I know Zig is not C, that's why I specifically mentioned LLVM. It's fine if Zig has different opinions about UB than LLVM does, but in that case ReleaseSafe builds should not use LLVM, not even optionally. If Zig says some operation is defined, but LLVM says it's undefined, well, LLVM is the one optimizing code so it's LLVM's invariants that matter. Right now it looks like Zig is playing fast and loose with correctness, shoving everything through LLVM but not respecting LLVM's invariants. And hey, if something is observed to segfault under some conditions today on the current version of LLVM, we'll just say segfaults are guaranteed. It's disappointing to see.
A lot of people have the same misunderstanding as you.

LLVM has rules about what is legal and what is not legal. If you follow the rules, you get well-defined behavior. It's the same thing in C. You could compile a safe language to C, and as long as you follow the rules of avoiding UB in C, everything is groovy.

Likewise, this is how Zig and other languages such as Rust use LLVM. They play by the rules, and get rewarded by well-defined behavior.

Is not one of the LLVM rules, pointers must be valid and have a valid provenance in order to be dereferenced? If 0x2 ends up in a pointer that is dereferenced (or 0x0 in a nonnull pointer), has that rule not been broken? And if the rule is broken, does that not trigger undefined behavior?
I invite you to share a snippet from the LLVM language reference[1] that backs up your interpretation.
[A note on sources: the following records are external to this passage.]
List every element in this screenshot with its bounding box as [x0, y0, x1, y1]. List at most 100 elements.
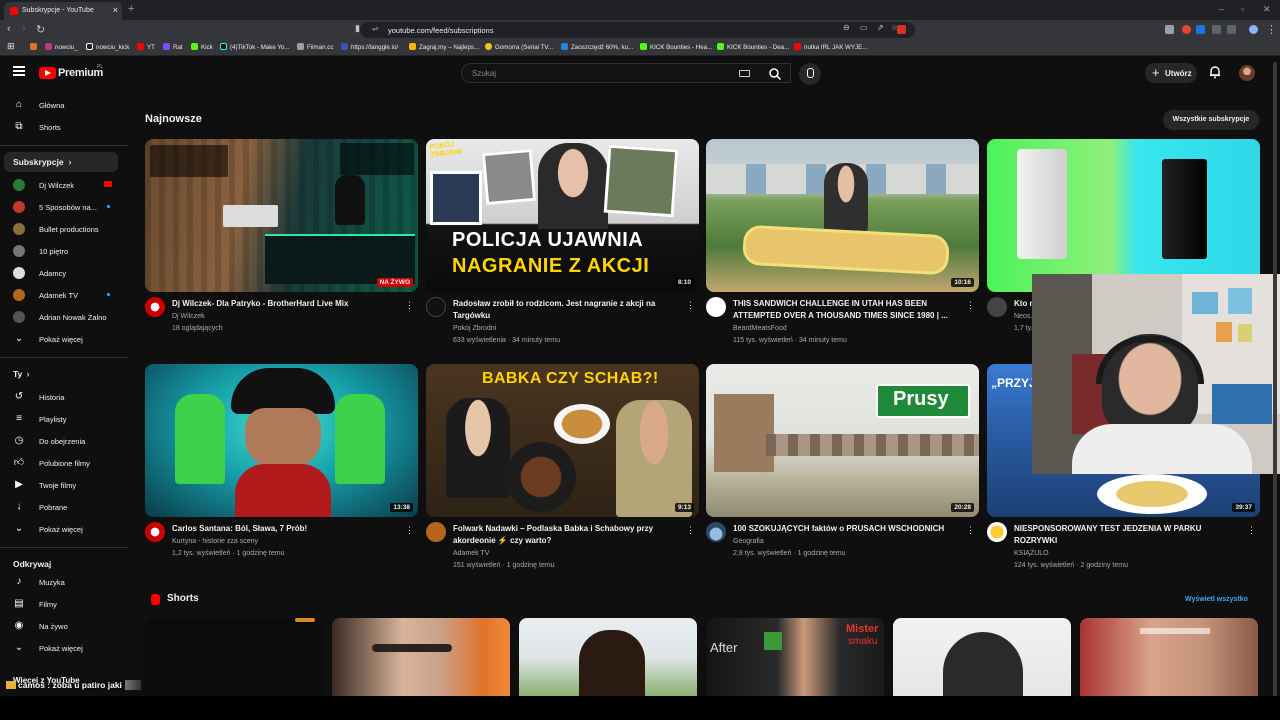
sidebar-item-liked[interactable]: 👍︎ Polubione filmy: [4, 453, 118, 473]
bookmark-empty[interactable]: [30, 43, 40, 51]
hamburger-menu-icon[interactable]: [13, 66, 25, 76]
page-scrollbar[interactable]: [1273, 62, 1277, 698]
video-title[interactable]: Carlos Santana: Ból, Sława, 7 Prób!: [172, 523, 402, 535]
sidebar-item-history[interactable]: ↺ Historia: [4, 387, 118, 407]
close-tab-icon[interactable]: ×: [113, 5, 118, 15]
bookmark-item[interactable]: Zagraj.my – Najleps...: [409, 43, 479, 51]
channel-name[interactable]: Kurtyna - historie zza sceny: [172, 538, 258, 545]
bookmark-item[interactable]: nowciu_kick: [86, 43, 129, 51]
search-input[interactable]: Szukaj: [461, 63, 791, 83]
channel-avatar[interactable]: [426, 522, 446, 542]
more-actions-icon[interactable]: ⋮: [1247, 525, 1256, 536]
bookmark-item[interactable]: KICK Bounties - Dea...: [717, 43, 789, 51]
show-more-you[interactable]: ⌄ Pokaż więcej: [4, 519, 118, 539]
sidebar-item-home[interactable]: ⌂ Główna: [4, 95, 118, 115]
bookmark-item[interactable]: Filman.cc: [297, 43, 333, 51]
zoom-icon[interactable]: ⊖: [843, 23, 850, 32]
forward-icon[interactable]: ›: [22, 23, 26, 35]
extension-record-icon[interactable]: [1182, 25, 1191, 34]
bookmark-item[interactable]: Gomorra (Serial TV...: [485, 43, 553, 51]
video-thumbnail[interactable]: [987, 139, 1260, 292]
channel-avatar[interactable]: [426, 297, 446, 317]
video-title[interactable]: Folwark Nadawki – Podlaska Babka i Schab…: [453, 523, 683, 547]
more-actions-icon[interactable]: ⋮: [966, 525, 975, 536]
sidebar-item-channel[interactable]: Adamcy: [4, 263, 118, 283]
microphone-icon[interactable]: [799, 63, 821, 85]
sidebar-item-downloads[interactable]: ↓ Pobrane: [4, 497, 118, 517]
create-button[interactable]: + Utwórz: [1145, 63, 1197, 83]
extension-1-icon[interactable]: [1165, 25, 1174, 34]
sidebar-item-music[interactable]: ♪ Muzyka: [4, 572, 118, 592]
bookmark-item[interactable]: YT: [137, 43, 155, 51]
browser-tab[interactable]: Subskrypcje - YouTube ×: [4, 2, 122, 20]
bookmark-item[interactable]: Kick: [191, 43, 213, 51]
more-actions-icon[interactable]: ⋮: [405, 300, 414, 311]
bookmark-item[interactable]: nowciu_: [45, 43, 78, 51]
sidebar-item-channel[interactable]: Adamek TV: [4, 285, 118, 305]
reload-icon[interactable]: ↻: [36, 23, 45, 36]
video-title[interactable]: Dj Wilczek- Dla Patryko - BrotherHard Li…: [172, 298, 402, 310]
channel-avatar[interactable]: [706, 297, 726, 317]
short-thumbnail[interactable]: [145, 618, 323, 696]
sidebar-item-channel[interactable]: 5 Sposobów na...: [4, 197, 118, 217]
maximize-icon[interactable]: ▫: [1241, 4, 1244, 14]
show-more-explore[interactable]: ⌄ Pokaż więcej: [4, 638, 118, 658]
sidebar-item-watch-later[interactable]: ◷ Do obejrzenia: [4, 431, 118, 451]
install-icon[interactable]: ▭: [860, 23, 868, 32]
channel-name[interactable]: Dj Wilczek: [172, 313, 205, 320]
close-window-icon[interactable]: ✕: [1263, 4, 1271, 15]
bookmark-item[interactable]: nutka IRL JAK WYJE...: [794, 43, 867, 51]
video-thumbnail[interactable]: 10:16: [706, 139, 979, 292]
sidebar-item-you[interactable]: Ty ›: [4, 364, 118, 384]
short-thumbnail[interactable]: [519, 618, 697, 696]
site-info-icon[interactable]: ⇌: [372, 24, 379, 33]
bookmark-item[interactable]: https://tanggle.io/: [341, 43, 398, 51]
bookmark-item[interactable]: Rat: [163, 43, 183, 51]
extension-shield-icon[interactable]: [897, 25, 906, 34]
short-thumbnail[interactable]: After Mister smaku: [706, 618, 884, 696]
youtube-logo-icon[interactable]: [39, 67, 56, 79]
minimize-icon[interactable]: –: [1219, 4, 1224, 14]
channel-name[interactable]: Geografia: [733, 538, 764, 545]
sidebar-item-channel[interactable]: Dj Wilczek: [4, 175, 118, 195]
more-actions-icon[interactable]: ⋮: [686, 300, 695, 311]
keyboard-icon[interactable]: [739, 70, 750, 77]
sidebar-toggle-icon[interactable]: [1227, 25, 1236, 34]
video-thumbnail[interactable]: BABKA CZY SCHAB?! 9:13: [426, 364, 699, 517]
sidebar-item-movies[interactable]: ▤ Filmy: [4, 594, 118, 614]
video-title[interactable]: Radosław zrobił to rodzicom. Jest nagran…: [453, 298, 683, 322]
bookmark-item[interactable]: Zaoszczędź 60%, ku...: [561, 43, 633, 51]
video-thumbnail[interactable]: POKÓJ ZBRODNI POLICJA UJAWNIA NAGRANIE Z…: [426, 139, 699, 292]
search-icon[interactable]: [768, 67, 782, 81]
sidebar-item-shorts[interactable]: ⧉ Shorts: [4, 117, 118, 137]
sidebar-item-channel[interactable]: Bullet productions: [4, 219, 118, 239]
channel-avatar[interactable]: [987, 297, 1007, 317]
sidebar-item-live[interactable]: ◉ Na żywo: [4, 616, 118, 636]
short-thumbnail[interactable]: [893, 618, 1071, 696]
apps-icon[interactable]: ⊞: [7, 41, 15, 52]
channel-name[interactable]: Pokój Zbrodni: [453, 325, 496, 332]
profile-icon[interactable]: [1249, 25, 1258, 34]
channel-name[interactable]: Adamek TV: [453, 550, 489, 557]
channel-avatar[interactable]: [706, 522, 726, 542]
extensions-puzzle-icon[interactable]: [1212, 25, 1221, 34]
channel-avatar[interactable]: [145, 297, 165, 317]
channel-avatar[interactable]: [145, 522, 165, 542]
new-tab-button[interactable]: +: [128, 3, 134, 15]
more-actions-icon[interactable]: ⋮: [405, 525, 414, 536]
video-title[interactable]: THIS SANDWICH CHALLENGE IN UTAH HAS BEEN…: [733, 298, 963, 322]
browser-menu-icon[interactable]: ⋮: [1266, 23, 1277, 36]
channel-avatar[interactable]: [987, 522, 1007, 542]
notifications-bell-icon[interactable]: [1208, 65, 1222, 79]
extension-2-icon[interactable]: [1196, 25, 1205, 34]
omnibox[interactable]: ⇌ youtube.com/feed/subscriptions: [360, 22, 915, 38]
show-more-subscriptions[interactable]: ⌄ Pokaż więcej: [4, 329, 118, 349]
video-title[interactable]: NIESPONSOROWANY TEST JEDZENIA W PARKU RO…: [1014, 523, 1244, 547]
sidebar-item-channel[interactable]: 10 piętro: [4, 241, 118, 261]
all-subscriptions-button[interactable]: Wszystkie subskrypcje: [1163, 110, 1259, 130]
share-icon[interactable]: ⇗: [877, 23, 884, 32]
sidebar-item-channel[interactable]: Adrian Nowak Żalno: [4, 307, 118, 327]
channel-name[interactable]: KSIĄŻULO: [1014, 550, 1049, 557]
short-thumbnail[interactable]: [332, 618, 510, 696]
back-icon[interactable]: ‹: [7, 23, 11, 35]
I will return the courtesy, with regards to my interpretation:

> An integer constant other than zero or a pointer value returned from a function not defined within LLVM may be associated with address ranges allocated through mechanisms other than those provided by LLVM. Such ranges shall not overlap with any ranges of addresses allocated by mechanisms provided by LLVM. [2]
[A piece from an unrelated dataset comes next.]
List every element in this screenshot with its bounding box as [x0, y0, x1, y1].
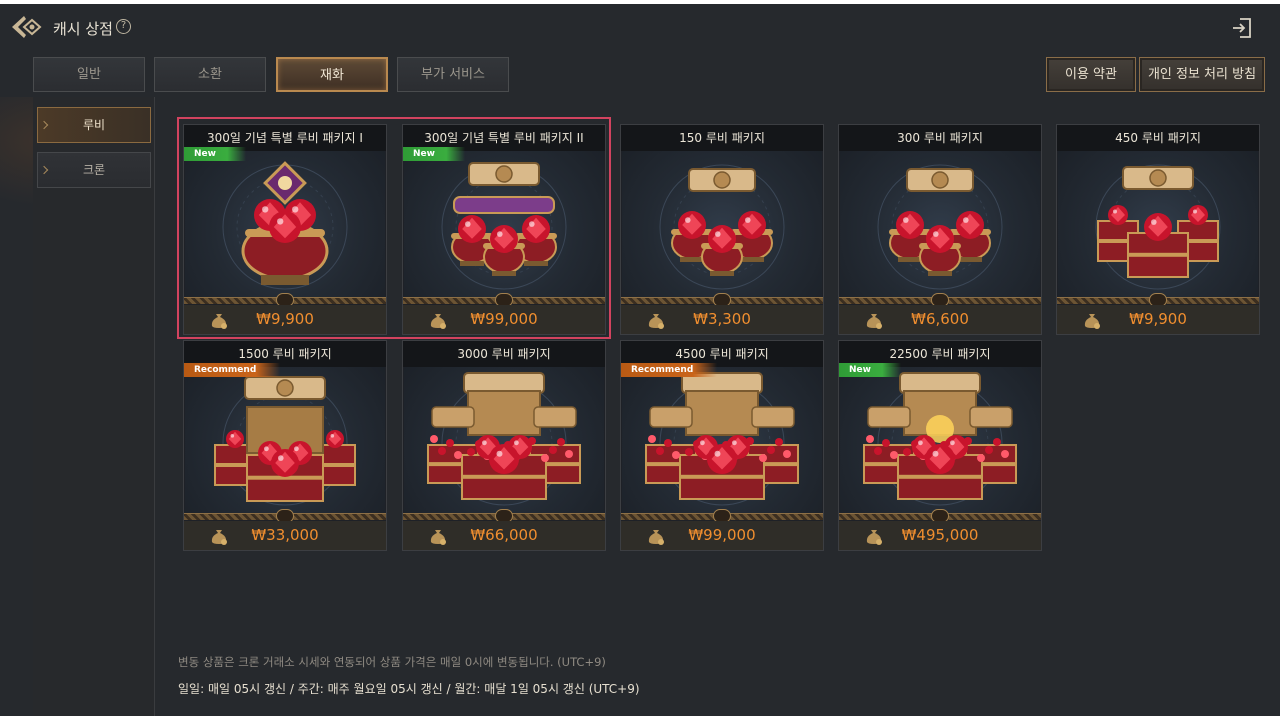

[1]: https://llvm.org/docs/LangRef.html

[2]: https://llvm.org/docs/LangRef.html#pointer-aliasing-rules

From the same section,

- Any memory access must be done through a pointer value associated with an address range of the memory access, otherwise the behavior is undefined.

- A null pointer in the default address-space is associated with no address.
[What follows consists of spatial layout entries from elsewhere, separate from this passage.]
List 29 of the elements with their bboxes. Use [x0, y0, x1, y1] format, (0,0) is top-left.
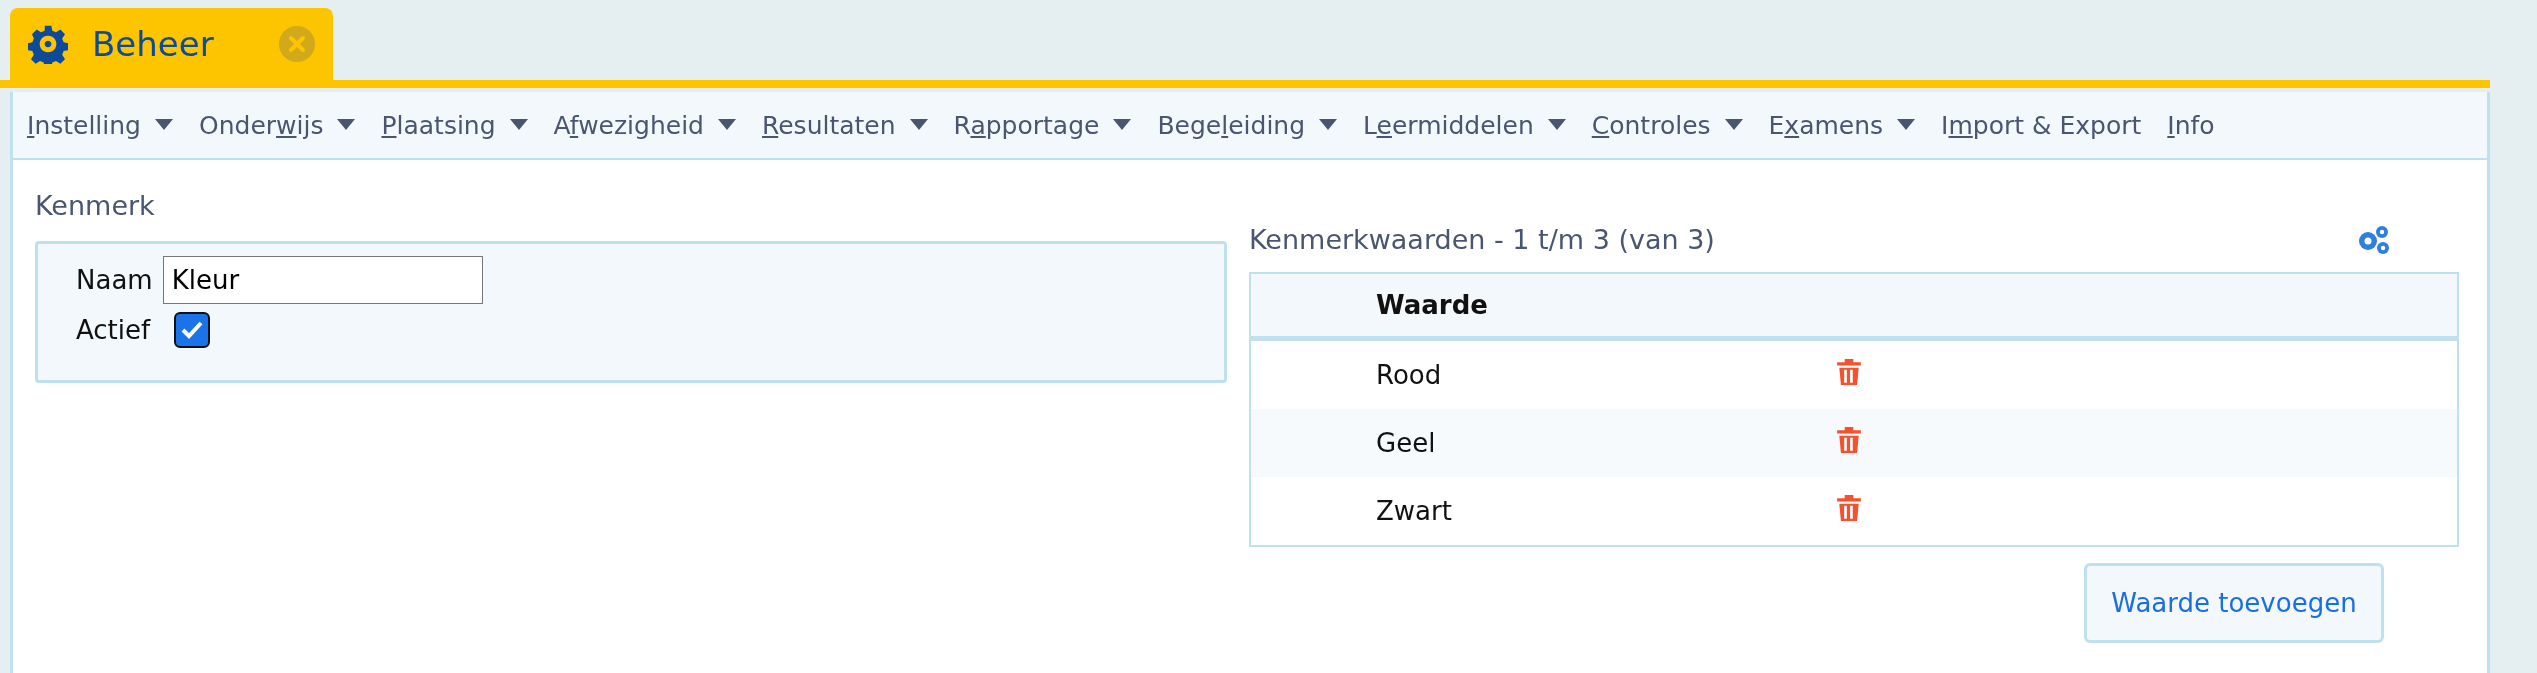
table-cell: Zwart — [1250, 477, 1836, 546]
menu-item[interactable]: Plaatsing — [381, 110, 528, 140]
trash-icon[interactable] — [1836, 494, 1862, 522]
menu-item[interactable]: Onderwijs — [199, 110, 356, 140]
section-title: Kenmerkwaarden - 1 t/m 3 (van 3) — [1249, 223, 1715, 255]
column-header: Waarde — [1250, 273, 2458, 339]
checkbox[interactable] — [174, 312, 211, 348]
gear-icon — [28, 24, 68, 64]
menu-item[interactable]: Instelling — [27, 110, 173, 140]
menu-item[interactable]: Import & Export — [1941, 110, 2142, 140]
menu-item[interactable]: Leermiddelen — [1363, 110, 1566, 140]
trash-icon[interactable] — [1836, 426, 1862, 454]
menu-item[interactable]: Info — [2167, 110, 2215, 140]
menu-item[interactable]: Rapportage — [953, 110, 1132, 140]
tab[interactable]: Beheer — [10, 8, 333, 80]
field-label: Actief — [76, 315, 151, 345]
add-value-button[interactable]: Waarde toevoegen — [2084, 563, 2384, 643]
table-cell: Geel — [1250, 409, 1836, 477]
trash-icon[interactable] — [1836, 358, 1862, 386]
tab-title: Beheer — [92, 24, 215, 64]
menu-item[interactable]: Afwezigheid — [553, 110, 736, 140]
menu-item[interactable]: Begeleiding — [1157, 110, 1338, 140]
name-field[interactable]: Kleur — [162, 256, 483, 304]
menu-item[interactable]: Resultaten — [762, 110, 928, 140]
field-label: Naam — [76, 265, 153, 295]
menu-item[interactable]: Examens — [1768, 110, 1916, 140]
menu-item[interactable]: Controles — [1591, 110, 1743, 140]
section-title: Kenmerk — [35, 189, 156, 221]
table-cell: Rood — [1250, 338, 1836, 409]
A null pointer (0x0) is associated with no address, therefore it has no address range. So if you do attempt a memory access (dereference), the behavior is undefined. QED. A naive translation to assembly would indeed segfault on a modern OS, but LLVM's optimizations are free to assume that code path is unreachable and do anything else.

Once the program is in this state, a bug of some kind is unavoidable. I don't take issue with that - what I take issue with is your claim that this behavior is well-defined, because it definitely is not. It would be equally valid for a null dereference to corrupt your program state or wipe your hard disk.

You have already admitted that 0x1, 0x2, etc. are fine. Your remaining argument rests entirely on the incorrect premise that Zig's only option is to lower to LLVM IR using the default address space.